Ha, I say I come from the mid Hutt Valley which is the Bronx of New Zealand, a veritable cultural wilderness immersed in the land of the real wilderness’(aside from the Dowse Art Gallery – a very fine Lower Hutt institution). As unfashionable as the Hutt is, it’s important to realise that if someone actually admits to coming from the Hutt, there is a good chance that they are in fact from somewhere entirely worse. In my case that would be Stokes Valley - right next door. 

 

What do you do when you are not working or hiking?

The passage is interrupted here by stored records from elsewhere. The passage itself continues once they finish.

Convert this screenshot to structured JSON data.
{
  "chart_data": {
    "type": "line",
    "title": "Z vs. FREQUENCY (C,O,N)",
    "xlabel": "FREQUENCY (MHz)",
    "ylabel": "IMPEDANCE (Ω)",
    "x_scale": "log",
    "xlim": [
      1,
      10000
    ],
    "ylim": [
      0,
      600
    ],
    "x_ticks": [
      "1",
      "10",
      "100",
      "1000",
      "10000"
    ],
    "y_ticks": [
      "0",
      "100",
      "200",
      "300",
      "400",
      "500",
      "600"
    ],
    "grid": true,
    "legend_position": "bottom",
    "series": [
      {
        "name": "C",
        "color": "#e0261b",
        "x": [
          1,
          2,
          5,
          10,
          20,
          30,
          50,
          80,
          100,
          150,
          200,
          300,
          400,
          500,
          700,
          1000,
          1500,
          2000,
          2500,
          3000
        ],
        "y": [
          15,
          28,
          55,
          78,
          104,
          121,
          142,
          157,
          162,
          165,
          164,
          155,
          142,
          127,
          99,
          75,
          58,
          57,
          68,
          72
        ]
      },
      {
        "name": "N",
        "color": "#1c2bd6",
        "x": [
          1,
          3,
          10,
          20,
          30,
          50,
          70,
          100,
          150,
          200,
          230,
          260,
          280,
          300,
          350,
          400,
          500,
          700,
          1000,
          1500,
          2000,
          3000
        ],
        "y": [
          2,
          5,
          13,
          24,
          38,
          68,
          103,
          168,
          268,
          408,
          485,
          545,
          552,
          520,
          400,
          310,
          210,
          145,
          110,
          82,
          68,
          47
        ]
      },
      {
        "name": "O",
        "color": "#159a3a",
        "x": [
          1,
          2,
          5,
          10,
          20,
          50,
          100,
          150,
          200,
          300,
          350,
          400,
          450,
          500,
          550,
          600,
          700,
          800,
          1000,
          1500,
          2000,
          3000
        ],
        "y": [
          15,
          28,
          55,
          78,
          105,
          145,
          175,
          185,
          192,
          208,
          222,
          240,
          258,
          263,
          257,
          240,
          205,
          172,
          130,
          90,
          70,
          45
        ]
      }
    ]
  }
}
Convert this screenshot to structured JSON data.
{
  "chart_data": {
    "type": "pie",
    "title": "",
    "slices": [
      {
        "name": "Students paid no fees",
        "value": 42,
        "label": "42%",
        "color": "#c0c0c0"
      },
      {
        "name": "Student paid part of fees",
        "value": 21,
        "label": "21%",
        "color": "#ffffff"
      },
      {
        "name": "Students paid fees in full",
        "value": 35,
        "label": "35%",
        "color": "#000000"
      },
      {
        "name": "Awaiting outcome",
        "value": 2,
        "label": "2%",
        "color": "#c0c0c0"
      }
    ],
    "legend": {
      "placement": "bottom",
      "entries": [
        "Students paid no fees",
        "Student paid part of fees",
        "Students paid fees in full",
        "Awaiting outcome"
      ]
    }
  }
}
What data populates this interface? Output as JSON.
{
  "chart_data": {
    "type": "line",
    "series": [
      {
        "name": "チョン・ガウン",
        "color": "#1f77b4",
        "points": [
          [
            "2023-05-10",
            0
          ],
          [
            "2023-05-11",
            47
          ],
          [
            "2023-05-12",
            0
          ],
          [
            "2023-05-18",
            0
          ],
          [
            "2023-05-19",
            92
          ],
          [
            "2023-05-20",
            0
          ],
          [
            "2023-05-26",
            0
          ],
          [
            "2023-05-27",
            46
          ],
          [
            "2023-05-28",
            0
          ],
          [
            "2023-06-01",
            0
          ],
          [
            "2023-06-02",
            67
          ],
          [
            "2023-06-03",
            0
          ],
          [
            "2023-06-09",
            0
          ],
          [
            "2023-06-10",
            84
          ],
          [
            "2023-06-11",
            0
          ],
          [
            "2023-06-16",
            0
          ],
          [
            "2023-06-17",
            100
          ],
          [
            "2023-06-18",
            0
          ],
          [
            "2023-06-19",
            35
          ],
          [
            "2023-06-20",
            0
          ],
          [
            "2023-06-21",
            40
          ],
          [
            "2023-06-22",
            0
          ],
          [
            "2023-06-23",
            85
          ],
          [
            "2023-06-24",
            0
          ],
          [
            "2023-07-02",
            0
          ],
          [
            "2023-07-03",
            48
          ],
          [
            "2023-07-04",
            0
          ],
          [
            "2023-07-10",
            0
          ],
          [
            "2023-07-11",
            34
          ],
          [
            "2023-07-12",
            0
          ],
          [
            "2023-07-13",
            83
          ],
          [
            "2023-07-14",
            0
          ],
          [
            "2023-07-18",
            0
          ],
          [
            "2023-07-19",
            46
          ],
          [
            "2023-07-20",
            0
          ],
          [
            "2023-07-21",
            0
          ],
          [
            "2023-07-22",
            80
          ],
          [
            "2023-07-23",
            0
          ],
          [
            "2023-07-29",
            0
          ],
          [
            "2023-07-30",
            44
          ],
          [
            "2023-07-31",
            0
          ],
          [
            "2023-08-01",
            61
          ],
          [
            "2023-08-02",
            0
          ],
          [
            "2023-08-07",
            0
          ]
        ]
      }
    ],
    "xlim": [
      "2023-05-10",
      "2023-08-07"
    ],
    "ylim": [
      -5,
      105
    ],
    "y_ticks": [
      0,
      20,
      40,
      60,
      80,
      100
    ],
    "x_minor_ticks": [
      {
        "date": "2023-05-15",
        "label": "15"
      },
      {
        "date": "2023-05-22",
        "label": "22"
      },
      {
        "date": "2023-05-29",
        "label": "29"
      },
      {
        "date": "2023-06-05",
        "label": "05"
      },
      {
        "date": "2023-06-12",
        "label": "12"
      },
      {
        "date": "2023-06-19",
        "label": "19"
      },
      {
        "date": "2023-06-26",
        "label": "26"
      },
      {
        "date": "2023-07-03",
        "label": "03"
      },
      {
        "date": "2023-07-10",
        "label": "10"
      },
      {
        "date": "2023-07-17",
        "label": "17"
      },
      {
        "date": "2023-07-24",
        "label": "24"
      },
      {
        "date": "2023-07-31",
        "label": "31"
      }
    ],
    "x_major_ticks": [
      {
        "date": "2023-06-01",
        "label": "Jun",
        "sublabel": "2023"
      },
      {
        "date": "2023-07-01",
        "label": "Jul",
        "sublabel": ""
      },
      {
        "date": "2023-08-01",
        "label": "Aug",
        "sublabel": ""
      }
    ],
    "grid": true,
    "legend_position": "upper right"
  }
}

I play ‘hide from the smartphone’ with Anne as my opponent! I also love mountain biking, quite enjoy carpentry, and of course spending every second with my three gorgeous little girls (before they become teenagers). I brew beer and love traveling to far away spots. I went to Oman last year and climbed a 3000m desert mountain with two good friends. That was brilliant, remote so very very different and in a land of wonderful Muslim people. Perfect holiday.

 

Favorite coffee haunt?

Some coffee houses are on a whole different level.

  1. Millers, Cross St, Auckland. It’s actually a roaster with a few chairs skating around the old tired floor, 30+ years of roasting started way back with a Faema E61 3 group (which is still in use somewhere apparently). They roast but don’t expect them to be open after high noon. They gotta deliver the product I guess…
  2. Dubai Creek, yes in Dubai. I suspect the next good flat white is thousands of km away. See this old blog of mine. The Coffee Museum, I only had one coffee there and it was excellent. And the place was fascinating.

 

Mo

 

Favourite hiking trip?

Ultimate North. Is it immodest to choose a trip I created?!

 

Have you done it?

Lots. I’ve guided this trip in many incarnations over the last 20+ years. Summer, winter, spring and autumn.

 

Why choose this trip?

It is NZ in a nutshell. Remote, lush, vibrant and so wildly different from one moment to the next.  Pinch yourself that you are now being dehydrated on the dusty summit of a shimmering volcano. Ochre reds and high sky, arid valleys and big views. Yesterday you wiped past giant fern fronds and dripping moss, saw rainforests from the Jurassic, and that little voice in your head was screaming “BORNEO, we are in Borneo you idiot”. I love surprising people that all this incredible wilderness is in the island they nearly skipped altogether.

 

Anything special about your favorite trip?

I do adore Te Urewera (day 2-4 Lake Waikaremoana), for both its geography and, for a lack of a better term, its contemporary politics.  The sense of separation, this is utterly remote Tuhoe-Maori tribal country. Bright blue lakes floating on oceans of forests. Just nature here, and you. Under NZ law, it has recently been made a “person” with the same rights of existence as any individual. How cool is that? What a step forwards for western conservation and communities hand in hand.